Laura Belin, one of Iowa’s leading political journalists, filed a federal lawsuit on Friday after being denied press credentials by the Iowa House of Representatives for the sixth year in a row.
“Refusing to credential journalists for arbitrary reasons — or because lawmakers may not like tough coverage or her point of view — is censorship, period,” attorney Courtney Corbello said in a news release about the lawsuit. “We’re asking the court to put an end to this serious violation of Laura Belin’s First Amendment rights.”
Corbello is an attorney with the Washington D.C.-based Institute for Free Speech (IFS), a nonpartisan nonprofit organization that is representing Belin in the lawsuit.
Belin has covered the state legislature since 2007, publishing her work mostly at her news site, Bleeding Heartland. In 2019, she applied to the Iowa House of Representatives for press credentials to cover that year’s session. It was the first time Belin had sought credentials and granting them should have been a routine matter, but then-clerk of the House Carmine Boal rejected Belin’s request.
Boal claimed Belin isn’t actually a journalist, and “press credentials are not issued to members of the public.”
The rejection made national news, because it appeared obvious that the Republican-controlled House was denying Belin’s request because she is open about her liberal political orientation. PEN America, which supports press freedom, issued a statement at the time, saying “any content-based limitations on journalists’ ability to report on government business would be an affront to press freedoms.”
In its statement, PEN America noted that the “general lack of transparency around the House’s process for approving press credentials creates space for unfounded restrictions of journalist access.”
Belin has applied for Iowa House press credentials every year since 2019, and been rejected each time, even though she has also been the statehouse reporter for KHOI Community Radio in Ames since 2021.
Boals retired at the end of the 2019 legislative session, and her successor as chief clerk, Meghan Nelson, has denied Belin’s applications for “being ‘nontraditional’ media, and, now, denied without any explanation,” according to the IFS.

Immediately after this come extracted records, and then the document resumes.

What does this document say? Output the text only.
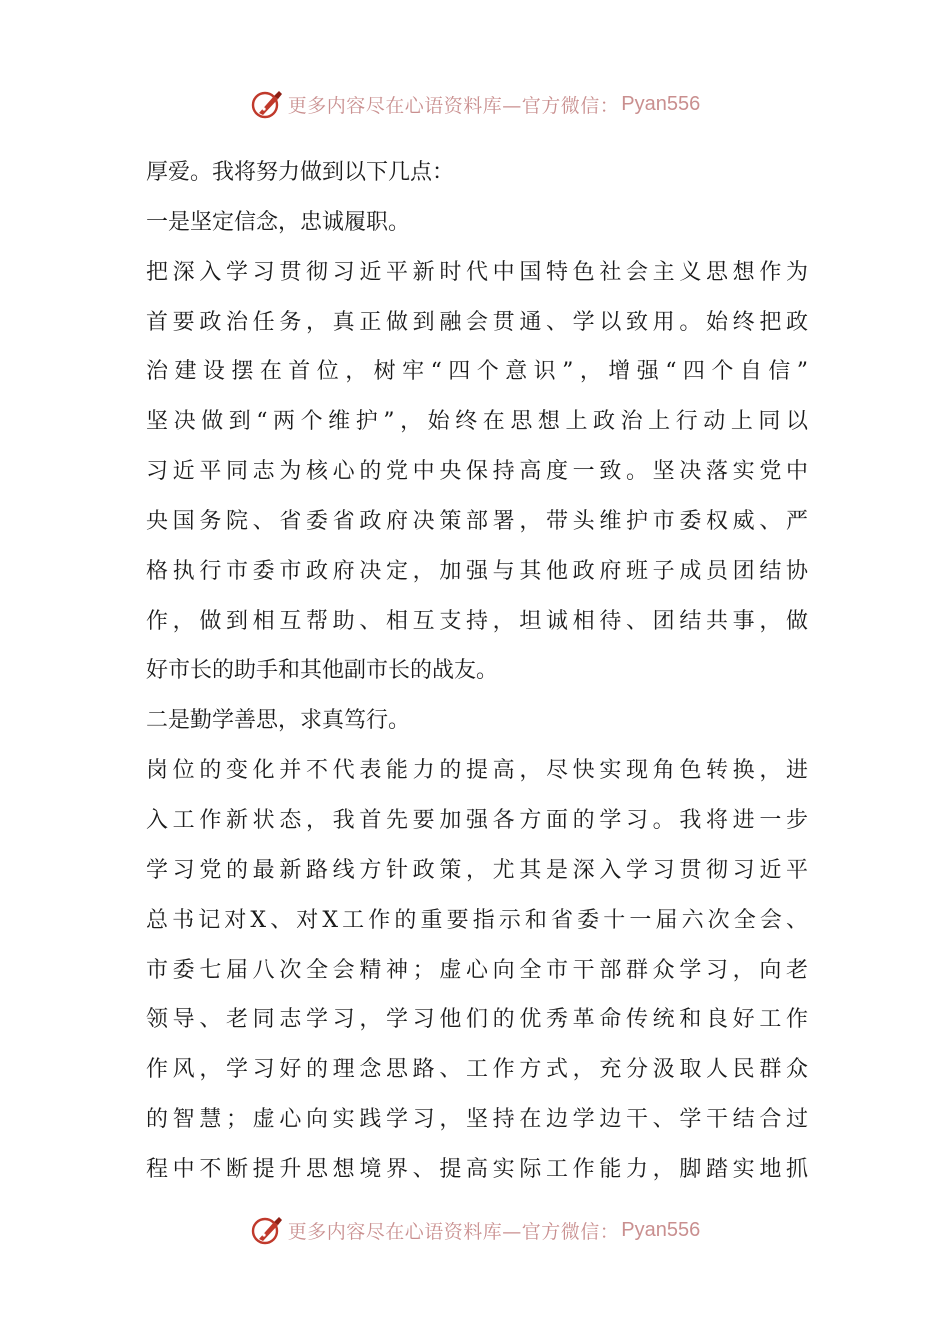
更多内容尽在心语资料库—官方微信： Pyan556
厚爱。我将努力做到以下几点：
一是坚定信念，忠诚履职。
把深入学习贯彻习近平新时代中国特色社会主义思想作为
首要政治任务，真正做到融会贯通、学以致用。始终把政
治建设摆在首位，树牢“四个意识”，增强“四个自信”
坚决做到“两个维护”，始终在思想上政治上行动上同以
习近平同志为核心的党中央保持高度一致。坚决落实党中
央国务院、省委省政府决策部署，带头维护市委权威、严
格执行市委市政府决定，加强与其他政府班子成员团结协
作，做到相互帮助、相互支持，坦诚相待、团结共事，做
好市长的助手和其他副市长的战友。
二是勤学善思，求真笃行。
岗位的变化并不代表能力的提高，尽快实现角色转换，进
入工作新状态，我首先要加强各方面的学习。我将进一步
学习党的最新路线方针政策，尤其是深入学习贯彻习近平
总书记对X、对X工作的重要指示和省委十一届六次全会、
市委七届八次全会精神；虚心向全市干部群众学习，向老
领导、老同志学习，学习他们的优秀革命传统和良好工作
作风，学习好的理念思路、工作方式，充分汲取人民群众
的智慧；虚心向实践学习，坚持在边学边干、学干结合过
程中不断提升思想境界、提高实际工作能力，脚踏实地抓
更多内容尽在心语资料库—官方微信： Pyan556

“To this day, I have never received an explanation from Nelson or anyone on her behalf as to how I do not meet the press credential policy,” Belin said in the IFS news release. “Because of how the House Chief Clerk has applied her credentialing policy, I am unable to cover legislative proceedings on equal footing with my peers in the statehouse press corps.”
In its filing in federal district court in Des Moines, IFS argues “the House’s denial of Belin’s credentials is an unconstitutional attempt to play favorites and punish dissent. By manipulating the credentialing process to exclude certain reporters, the House has violated her constitutional rights under the First and Fourteenth Amendments.”
IFS further argues that the problem is bigger than just the House’s refusal to credential Belin: “As implemented, the credential policy itself also unconstitutionally gives Nelson unbridled discretion to deny First Amendment rights.”
This is not the first time Belin has been involved in a lawsuit over state government actions.
In December 2021, Belin, along with Clark Kauffmann of Iowa Capital Dispatch and Randy Evans, executive director of the Iowa Freedom of Information Council, sued Gov. Kim Reynolds alleging the governor’s office was not complying with the state’s Open Records Act.
Belin had requested records related to a video message the governor may have recorded for meatpacking plants early in the pandemic, communications the governor received encouraging her to sign or veto certain legislation and records related to the use of the governor’s mansion for private fundraising events. Kaufmann also requested records about the use of the governor’s mansion for a fundraiser, one that benefited Des Moines Christian School, as well as records related to the overpayment and subsequent firing of the director of the Iowa Veterans Home. Evans has been seeking records about the use of taxpayer dollars to send members of the Iowa State Patrol to the Texas/Mexico border over the summer, in what appeared to be a political stunt.
The governor’s office eventually responded to the request, and attempted to have the lawsuit dismissed. In April 2023, the Iowa Supreme Court rejected the governor’s request for dismissal.